Words: Emma-Kate Wilson
Sabine Marcelis has worked across art and design by creating bespoke lighting ranges, fashion house collaborations, sculptural art, and even water fountains. Even though Sabine Marcelis didn't grow up wanting to be a designer, her love of problem-solving, and an engineer father inspired a love of machinery and all things technical. Her education began in her home country of New Zealand, but after wanting more "autonomy in the design approach,” the designer moved to The Netherlands to finish her degree at Design Academy Eindhoven.
Her projects have Sabine all over the world, and her ability to work with fashion designer and artists comes from her ability to realise “fantastic crazy ideas… into feasible things.”
Examples of these stylised projects include Candy Cubes; a geometric exploration into space and form. Colour gleams from within the materials; glass, metal, and resin. Each offers its own sculptural qualities that changes with the materiality of each object.

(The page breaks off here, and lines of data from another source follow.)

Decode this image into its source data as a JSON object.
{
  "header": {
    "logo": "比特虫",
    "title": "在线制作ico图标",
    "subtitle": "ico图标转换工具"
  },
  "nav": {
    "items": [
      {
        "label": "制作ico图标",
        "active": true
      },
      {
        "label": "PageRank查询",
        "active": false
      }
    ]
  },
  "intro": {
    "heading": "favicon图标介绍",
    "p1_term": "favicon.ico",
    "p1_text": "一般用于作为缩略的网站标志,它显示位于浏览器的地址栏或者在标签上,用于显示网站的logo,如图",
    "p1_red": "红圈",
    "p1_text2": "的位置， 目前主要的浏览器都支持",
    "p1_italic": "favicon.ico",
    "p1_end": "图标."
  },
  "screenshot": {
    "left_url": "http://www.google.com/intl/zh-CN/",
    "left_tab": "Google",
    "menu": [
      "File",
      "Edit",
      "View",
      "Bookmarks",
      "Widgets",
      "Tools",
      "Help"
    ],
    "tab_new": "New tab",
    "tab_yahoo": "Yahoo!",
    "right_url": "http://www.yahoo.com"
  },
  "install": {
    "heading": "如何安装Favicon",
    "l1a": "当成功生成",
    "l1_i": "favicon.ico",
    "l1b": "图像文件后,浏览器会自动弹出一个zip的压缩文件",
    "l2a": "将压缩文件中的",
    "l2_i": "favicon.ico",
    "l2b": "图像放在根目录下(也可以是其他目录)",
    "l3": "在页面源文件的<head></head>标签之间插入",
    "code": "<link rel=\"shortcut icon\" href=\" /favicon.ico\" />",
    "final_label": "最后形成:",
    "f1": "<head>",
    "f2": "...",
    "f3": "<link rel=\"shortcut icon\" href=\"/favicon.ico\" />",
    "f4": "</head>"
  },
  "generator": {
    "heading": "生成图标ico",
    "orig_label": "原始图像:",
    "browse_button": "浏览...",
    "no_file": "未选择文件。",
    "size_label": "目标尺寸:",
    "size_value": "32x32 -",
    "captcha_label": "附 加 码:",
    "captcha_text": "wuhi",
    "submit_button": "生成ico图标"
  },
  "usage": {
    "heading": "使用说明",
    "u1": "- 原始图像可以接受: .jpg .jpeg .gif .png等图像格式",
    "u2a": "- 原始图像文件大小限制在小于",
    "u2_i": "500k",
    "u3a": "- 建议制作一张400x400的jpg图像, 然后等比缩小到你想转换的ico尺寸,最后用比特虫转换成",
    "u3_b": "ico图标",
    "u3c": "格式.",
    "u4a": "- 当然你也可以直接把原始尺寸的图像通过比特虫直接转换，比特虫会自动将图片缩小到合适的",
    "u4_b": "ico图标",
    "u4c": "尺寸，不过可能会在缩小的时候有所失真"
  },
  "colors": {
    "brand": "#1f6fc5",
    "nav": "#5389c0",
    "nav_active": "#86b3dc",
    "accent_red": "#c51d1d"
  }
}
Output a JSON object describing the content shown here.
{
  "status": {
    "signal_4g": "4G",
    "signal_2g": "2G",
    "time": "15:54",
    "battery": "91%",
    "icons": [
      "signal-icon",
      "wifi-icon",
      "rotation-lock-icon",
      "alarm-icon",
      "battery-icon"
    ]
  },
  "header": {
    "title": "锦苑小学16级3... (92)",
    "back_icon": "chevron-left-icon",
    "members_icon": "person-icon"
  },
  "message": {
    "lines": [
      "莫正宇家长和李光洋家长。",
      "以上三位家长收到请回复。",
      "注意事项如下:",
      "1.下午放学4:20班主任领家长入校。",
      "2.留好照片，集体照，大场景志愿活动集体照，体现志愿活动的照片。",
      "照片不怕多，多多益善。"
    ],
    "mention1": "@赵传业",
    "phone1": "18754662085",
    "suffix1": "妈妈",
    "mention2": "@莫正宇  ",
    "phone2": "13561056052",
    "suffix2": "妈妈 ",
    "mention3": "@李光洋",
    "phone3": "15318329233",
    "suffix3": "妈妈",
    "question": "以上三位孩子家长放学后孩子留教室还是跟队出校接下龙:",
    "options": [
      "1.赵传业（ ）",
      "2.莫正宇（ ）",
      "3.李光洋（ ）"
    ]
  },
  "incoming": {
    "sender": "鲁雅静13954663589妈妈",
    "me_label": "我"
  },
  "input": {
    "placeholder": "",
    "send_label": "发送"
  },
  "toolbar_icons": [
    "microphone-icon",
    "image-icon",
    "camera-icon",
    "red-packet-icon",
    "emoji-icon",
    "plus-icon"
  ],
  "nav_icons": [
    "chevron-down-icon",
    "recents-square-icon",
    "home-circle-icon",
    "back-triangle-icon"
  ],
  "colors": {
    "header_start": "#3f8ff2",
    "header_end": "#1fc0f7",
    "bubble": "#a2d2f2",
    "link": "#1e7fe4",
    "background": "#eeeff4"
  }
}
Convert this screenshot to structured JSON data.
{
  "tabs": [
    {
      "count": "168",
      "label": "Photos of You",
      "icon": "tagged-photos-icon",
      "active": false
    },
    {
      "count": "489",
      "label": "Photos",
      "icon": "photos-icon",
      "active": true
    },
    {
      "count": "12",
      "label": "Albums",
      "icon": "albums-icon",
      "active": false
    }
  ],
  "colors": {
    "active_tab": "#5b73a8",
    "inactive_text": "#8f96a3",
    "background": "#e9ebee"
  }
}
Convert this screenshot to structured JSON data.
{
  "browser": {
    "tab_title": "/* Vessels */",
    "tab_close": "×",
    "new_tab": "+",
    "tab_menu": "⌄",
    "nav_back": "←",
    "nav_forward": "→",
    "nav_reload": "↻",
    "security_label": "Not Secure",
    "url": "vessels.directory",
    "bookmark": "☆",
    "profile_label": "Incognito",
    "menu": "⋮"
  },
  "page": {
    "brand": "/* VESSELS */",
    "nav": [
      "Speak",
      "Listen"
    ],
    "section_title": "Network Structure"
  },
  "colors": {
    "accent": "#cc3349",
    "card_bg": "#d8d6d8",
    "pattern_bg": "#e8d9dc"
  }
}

Stacked Table series appears as a natural, polished, cube of stone; with a rose-tinted resin, flatter, cuboid slotted into the top of the structure. The juxtaposition of natural stone and rose resin provide an aesthetic value fitting for a modernist architect or a 17th-century French queen.
One of Sabine’s collaborations include fashion house, FENDI — whose styles, and love of geometric form, suitability provides harmony. The Shape of Water is a result of the union, one that speaks to the longevity of the fashion house. For the project, Sabine made ten, resin fountains, each a reflection of Maison's symbol. Displayed on a plinth of travertine — the same stone that from the Palazzo Della Civiltà Italiana (FENDI headquarters since 2015)— the mix of old and new materials speaks to the architectural legacy and the future of FENDI.
Sabine wants to push her object design into the architectural, spacial design and art gallery worlds. But who knows where this designer's love of light and materiality could take her, perhaps theatre, music videos or concerts?